ATI RN
ATI Capstone Comprehensive Assessment B
1. The nurse is performing hand hygiene before assisting a healthcare provider with insertion of a chest tube. While washing hands, the nurse touches the sink. Which action will the nurse take next?
- A. Repeat handwashing using antiseptic soap.
- B. Inform the healthcare provider and recruit another nurse to assist.
- C. Extend the handwashing procedure to 5 minutes.
- D. Rinse and dry hands and begin assisting the healthcare provider.
Correct answer: A
Rationale: The correct answer is A. The sink is considered a contaminated area. When hand hygiene is compromised during the process, it is essential to repeat handwashing using antiseptic soap to ensure proper hygiene. Choice B is incorrect because the situation can be managed by proper handwashing. Choice C is incorrect as extending the handwashing procedure to 5 minutes is not necessary in this scenario. Choice D is incorrect as the hands need to be properly cleaned before assisting the healthcare provider.
2. While providing care to a group of patients, which patient should the nurse see first?
- A. A patient after knee surgery who needs range of motion exercises
- B. A patient on bed rest who has renal calculi and needs to go to the bathroom
- C. A bedridden patient who has a reddened area on the buttocks who needs to be turned
- D. A patient with a hip replacement on prolonged bed rest reporting chest pain and dyspnea
Correct answer: D
Rationale: The nurse should see the patient with a hip replacement experiencing chest pain and dyspnea first because these symptoms could indicate a pulmonary embolism, which is a life-threatening condition requiring immediate attention. The other patients also need care, but urgent assessment and intervention are crucial in the case of potential pulmonary embolism to prevent serious complications or death.
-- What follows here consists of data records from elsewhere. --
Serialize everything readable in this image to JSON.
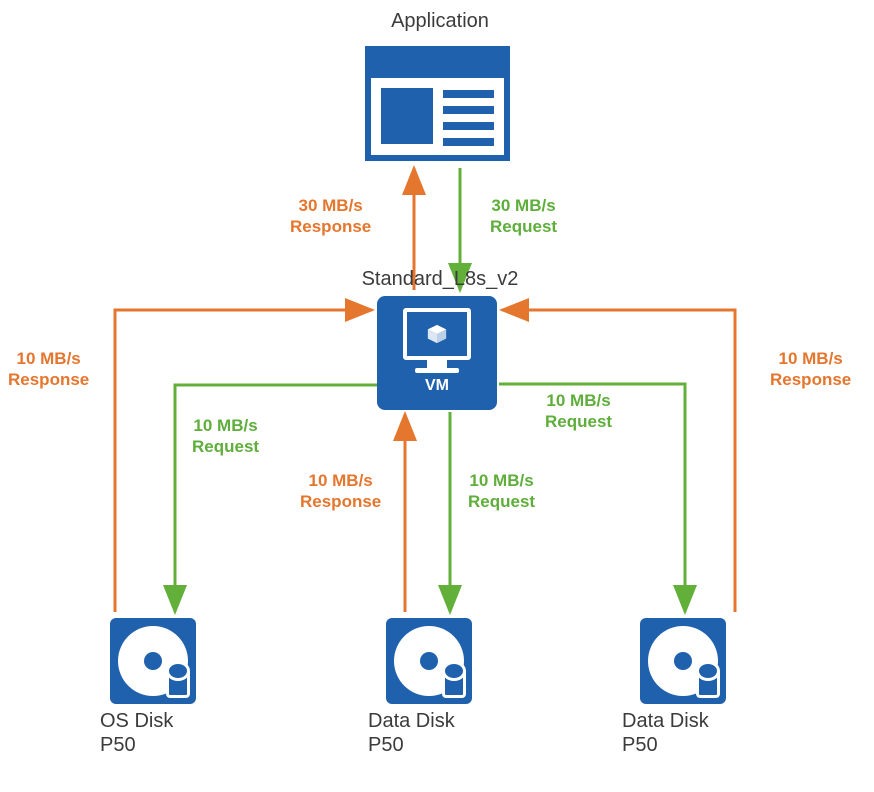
{
  "title": "Application",
  "vm": {
    "sku": "Standard_L8s_v2",
    "label": "VM"
  },
  "disks": {
    "os": {
      "name": "OS Disk",
      "tier": "P50"
    },
    "data1": {
      "name": "Data Disk",
      "tier": "P50"
    },
    "data2": {
      "name": "Data Disk",
      "tier": "P50"
    }
  },
  "flows": {
    "app_request": "30 MB/s\nRequest",
    "app_response": "30 MB/s\nResponse",
    "os_request": "10 MB/s\nRequest",
    "os_response": "10 MB/s\nResponse",
    "d1_request": "10 MB/s\nRequest",
    "d1_response": "10 MB/s\nResponse",
    "d2_request": "10 MB/s\nRequest",
    "d2_response": "10 MB/s\nResponse"
  },
  "colors": {
    "azure_blue": "#1f61ad",
    "request_green": "#62b03a",
    "response_orange": "#e4762e"
  }
}
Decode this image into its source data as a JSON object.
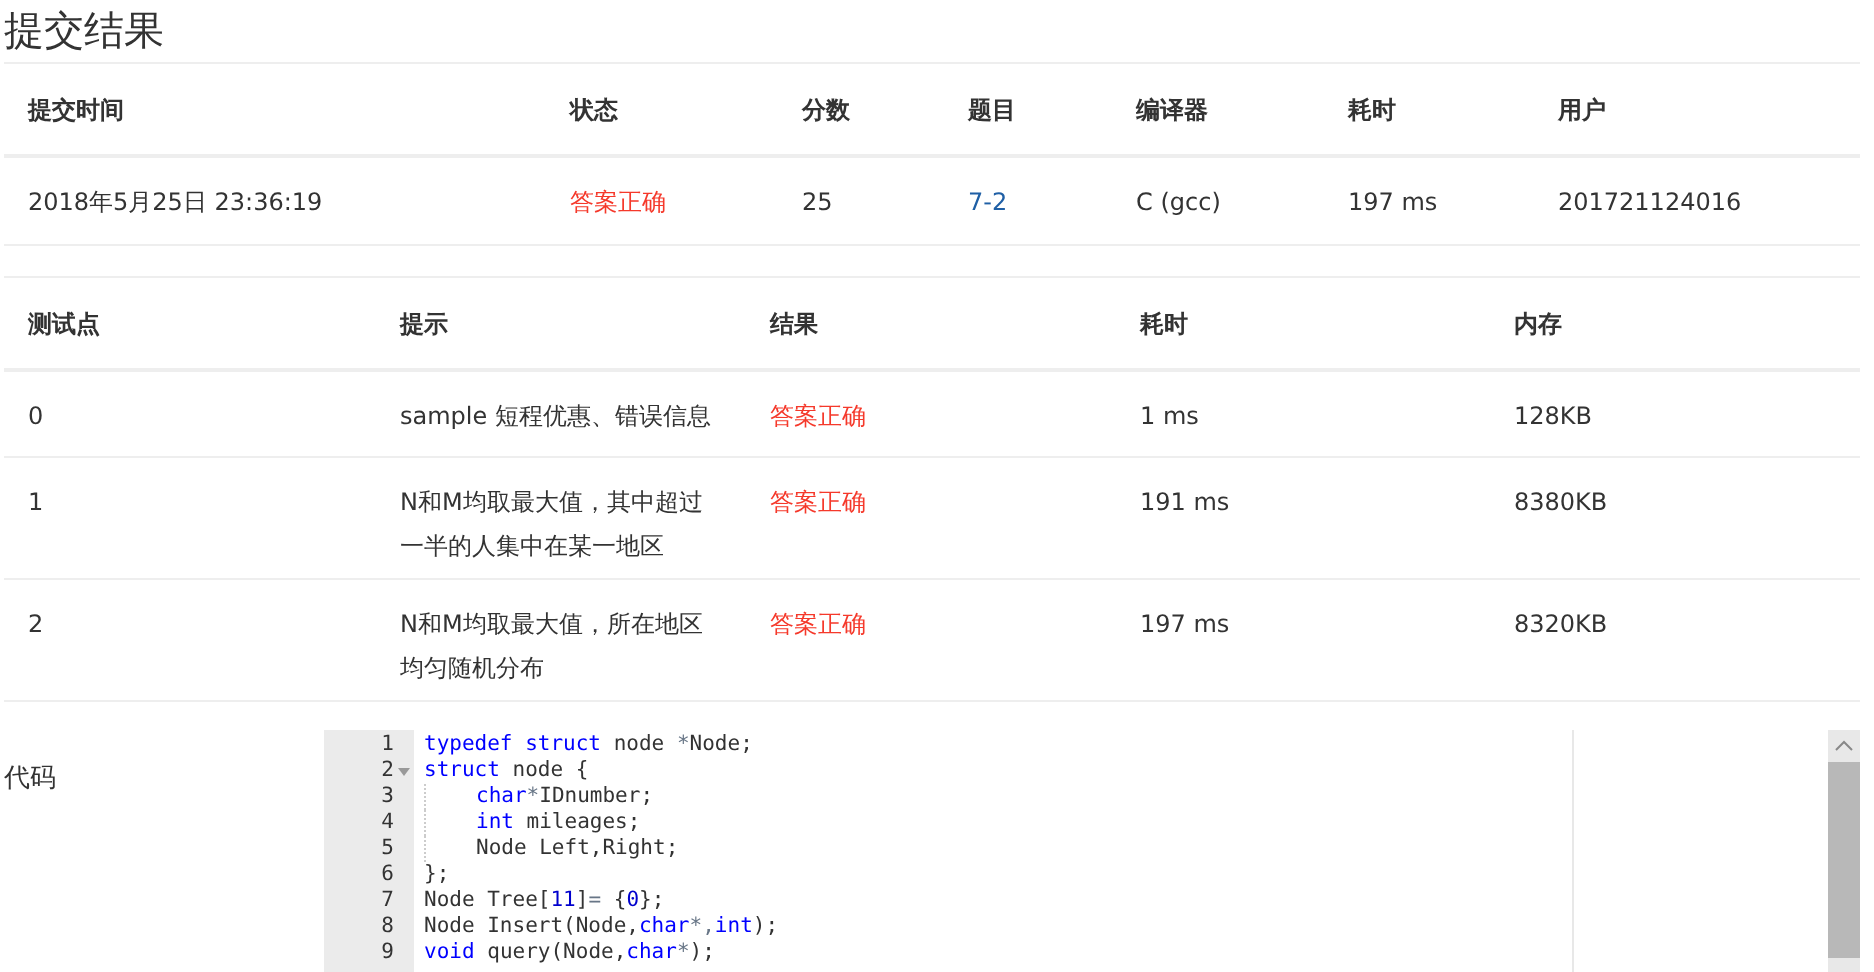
{
  "title": "提交结果",
  "submission": {
    "columns": [
      "提交时间",
      "状态",
      "分数",
      "题目",
      "编译器",
      "耗时",
      "用户"
    ],
    "row": {
      "time": "2018年5月25日 23:36:19",
      "status": "答案正确",
      "score": "25",
      "problem": "7-2",
      "compiler": "C (gcc)",
      "elapsed": "197 ms",
      "user": "201721124016"
    }
  },
  "tests": {
    "columns": [
      "测试点",
      "提示",
      "结果",
      "耗时",
      "内存"
    ],
    "rows": [
      {
        "id": "0",
        "hint": "sample 短程优惠、错误信息",
        "result": "答案正确",
        "time": "1 ms",
        "memory": "128KB"
      },
      {
        "id": "1",
        "hint": "N和M均取最大值，其中超过一半的人集中在某一地区",
        "result": "答案正确",
        "time": "191 ms",
        "memory": "8380KB"
      },
      {
        "id": "2",
        "hint": "N和M均取最大值，所在地区均匀随机分布",
        "result": "答案正确",
        "time": "197 ms",
        "memory": "8320KB"
      }
    ]
  },
  "code": {
    "label": "代码",
    "lines": [
      {
        "number": "1",
        "indent": false,
        "foldable": false,
        "tokens": [
          {
            "text": "typedef struct",
            "kind": "keyword"
          },
          {
            "text": " node ",
            "kind": "plain"
          },
          {
            "text": "*",
            "kind": "operator"
          },
          {
            "text": "Node;",
            "kind": "plain"
          }
        ]
      },
      {
        "number": "2",
        "indent": false,
        "foldable": true,
        "tokens": [
          {
            "text": "struct",
            "kind": "keyword"
          },
          {
            "text": " node {",
            "kind": "plain"
          }
        ]
      },
      {
        "number": "3",
        "indent": true,
        "foldable": false,
        "tokens": [
          {
            "text": "char",
            "kind": "keyword"
          },
          {
            "text": "*",
            "kind": "operator"
          },
          {
            "text": "IDnumber;",
            "kind": "plain"
          }
        ]
      },
      {
        "number": "4",
        "indent": true,
        "foldable": false,
        "tokens": [
          {
            "text": "int",
            "kind": "keyword"
          },
          {
            "text": " mileages;",
            "kind": "plain"
          }
        ]
      },
      {
        "number": "5",
        "indent": true,
        "foldable": false,
        "tokens": [
          {
            "text": "Node Left,Right;",
            "kind": "plain"
          }
        ]
      },
      {
        "number": "6",
        "indent": false,
        "foldable": false,
        "tokens": [
          {
            "text": "};",
            "kind": "plain"
          }
        ]
      },
      {
        "number": "7",
        "indent": false,
        "foldable": false,
        "tokens": [
          {
            "text": "Node Tree[",
            "kind": "plain"
          },
          {
            "text": "11",
            "kind": "number"
          },
          {
            "text": "]",
            "kind": "plain"
          },
          {
            "text": "=",
            "kind": "operator"
          },
          {
            "text": " {",
            "kind": "plain"
          },
          {
            "text": "0",
            "kind": "number"
          },
          {
            "text": "};",
            "kind": "plain"
          }
        ]
      },
      {
        "number": "8",
        "indent": false,
        "foldable": false,
        "tokens": [
          {
            "text": "Node Insert(Node,",
            "kind": "plain"
          },
          {
            "text": "char",
            "kind": "keyword"
          },
          {
            "text": "*,",
            "kind": "operator"
          },
          {
            "text": "int",
            "kind": "keyword"
          },
          {
            "text": ");",
            "kind": "plain"
          }
        ]
      },
      {
        "number": "9",
        "indent": false,
        "foldable": false,
        "tokens": [
          {
            "text": "void",
            "kind": "keyword"
          },
          {
            "text": " query(Node,",
            "kind": "plain"
          },
          {
            "text": "char",
            "kind": "keyword"
          },
          {
            "text": "*",
            "kind": "operator"
          },
          {
            "text": ");",
            "kind": "plain"
          }
        ]
      }
    ]
  }
}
3. A client reports pain and swelling at the IV site. What should the nurse do first?
- A. Flush the IV line and continue the infusion.
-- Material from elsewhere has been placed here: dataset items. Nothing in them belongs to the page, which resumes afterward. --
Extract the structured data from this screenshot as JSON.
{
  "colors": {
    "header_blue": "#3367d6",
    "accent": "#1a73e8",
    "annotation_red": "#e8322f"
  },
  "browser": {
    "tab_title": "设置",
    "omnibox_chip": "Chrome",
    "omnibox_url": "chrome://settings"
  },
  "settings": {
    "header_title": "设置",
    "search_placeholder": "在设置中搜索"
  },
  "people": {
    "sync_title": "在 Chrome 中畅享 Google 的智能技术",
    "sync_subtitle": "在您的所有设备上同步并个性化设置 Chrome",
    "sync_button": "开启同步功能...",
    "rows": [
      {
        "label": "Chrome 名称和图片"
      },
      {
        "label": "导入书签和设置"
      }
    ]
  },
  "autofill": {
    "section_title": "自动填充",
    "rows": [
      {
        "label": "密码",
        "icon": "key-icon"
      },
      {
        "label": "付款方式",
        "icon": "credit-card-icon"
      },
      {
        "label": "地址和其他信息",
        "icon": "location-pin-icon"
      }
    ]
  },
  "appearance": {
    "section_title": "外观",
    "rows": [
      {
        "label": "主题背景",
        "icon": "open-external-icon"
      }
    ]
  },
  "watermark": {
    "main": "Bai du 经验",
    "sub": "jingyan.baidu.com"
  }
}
- B. Stop the infusion and notify the healthcare provider.
- C. Increase the IV infusion rate to reduce discomfort.
- D. Apply a warm compress to the IV site and continue monitoring.
Correct answer: B
Rationale: The correct answer is B: Stop the infusion and notify the healthcare provider. Pain and swelling at an IV site can indicate infiltration or infection, which are serious complications. Stopping the infusion helps prevent further harm to the client, and notifying the healthcare provider promptly allows for appropriate assessment and intervention. Choice A is incorrect because flushing the IV line and continuing the infusion could exacerbate the issue. Choice C is incorrect as increasing the IV infusion rate is not the appropriate action for pain and swelling at the site. Choice D is incorrect because applying a warm compress may not address the underlying issue of infiltration or infection; it's crucial to stop the infusion and seek further guidance.
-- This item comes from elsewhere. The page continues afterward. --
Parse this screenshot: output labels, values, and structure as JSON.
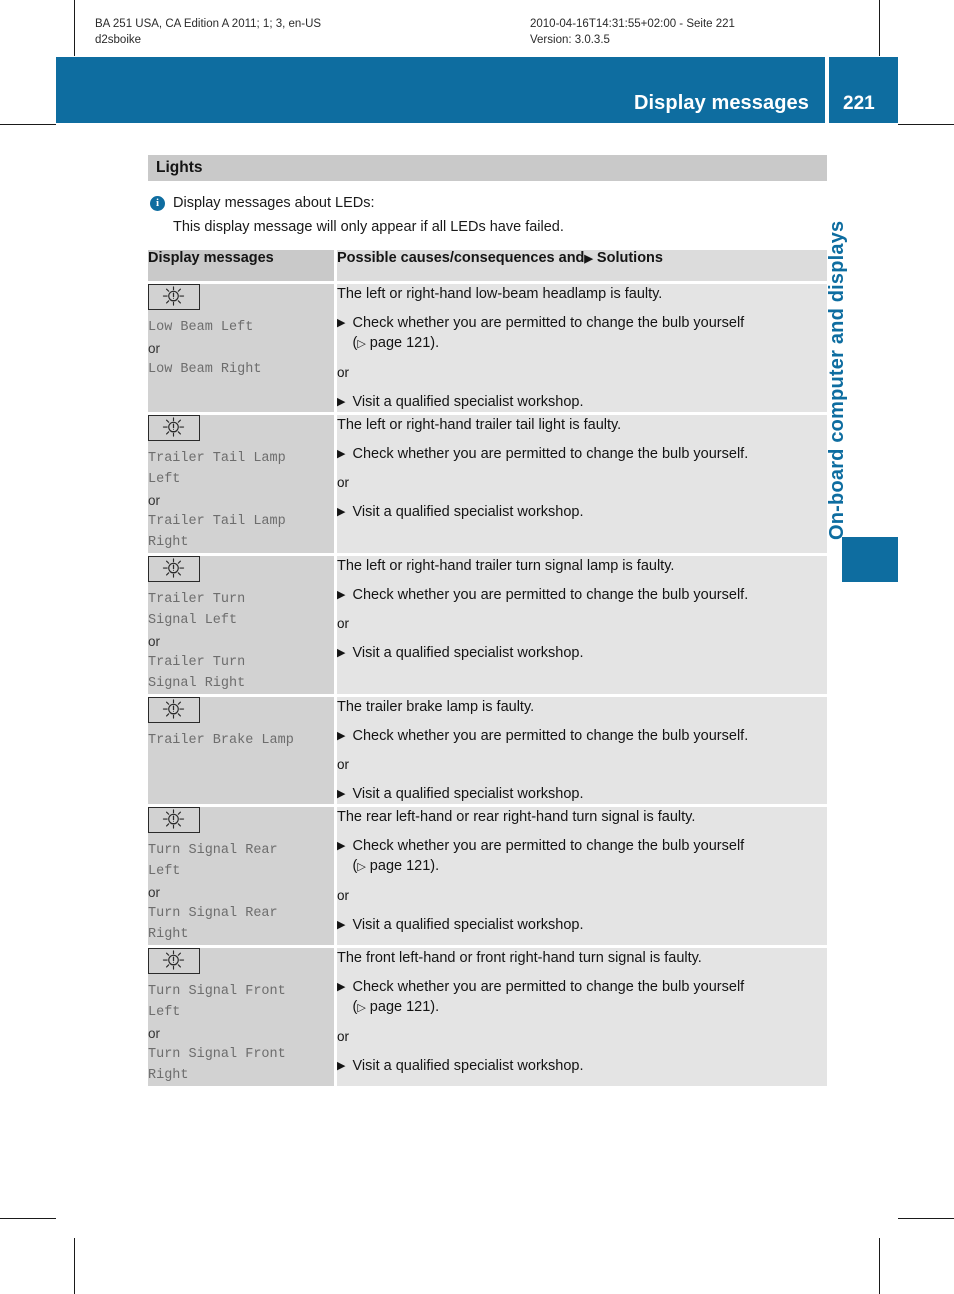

4. A nurse is caring for a client who had a total thyroidectomy and has a serum calcium level of 7.6 mg/dL. Which of the following findings should the nurse expect?
- A. Shortened QT intervals
- B. Hypoactive deep tendon reflexes
- C. Tingling of the extremities
- D. Constipation
Correct answer: C
Rationale: The correct answer is C: Tingling of the extremities. Tingling is a common symptom of hypocalcemia, which is expected with low calcium levels after a thyroidectomy. Option A, shortened QT intervals, is associated with hypercalcemia rather than hypocalcemia. Option B, hypoactive deep tendon reflexes, is not typically related to hypocalcemia. Option D, constipation, is not a common finding associated with low calcium levels.
5. What are the key components of a pain assessment in a postoperative patient?
- A. Checking the effectiveness of pain interventions
- B. Observing for nonverbal signs of pain like grimacing
- C. Assessing the location, duration, and quality of the pain
- D. Asking the patient to rate their pain on a scale of 1-10
Correct answer: A
Rationale: The correct answer is A because in a postoperative patient, it is crucial to evaluate the effectiveness of the pain interventions that have been implemented. While choices B, C, and D are important aspects of a pain assessment, they do not specifically address the key component of assessing the effectiveness of the interventions applied postoperatively.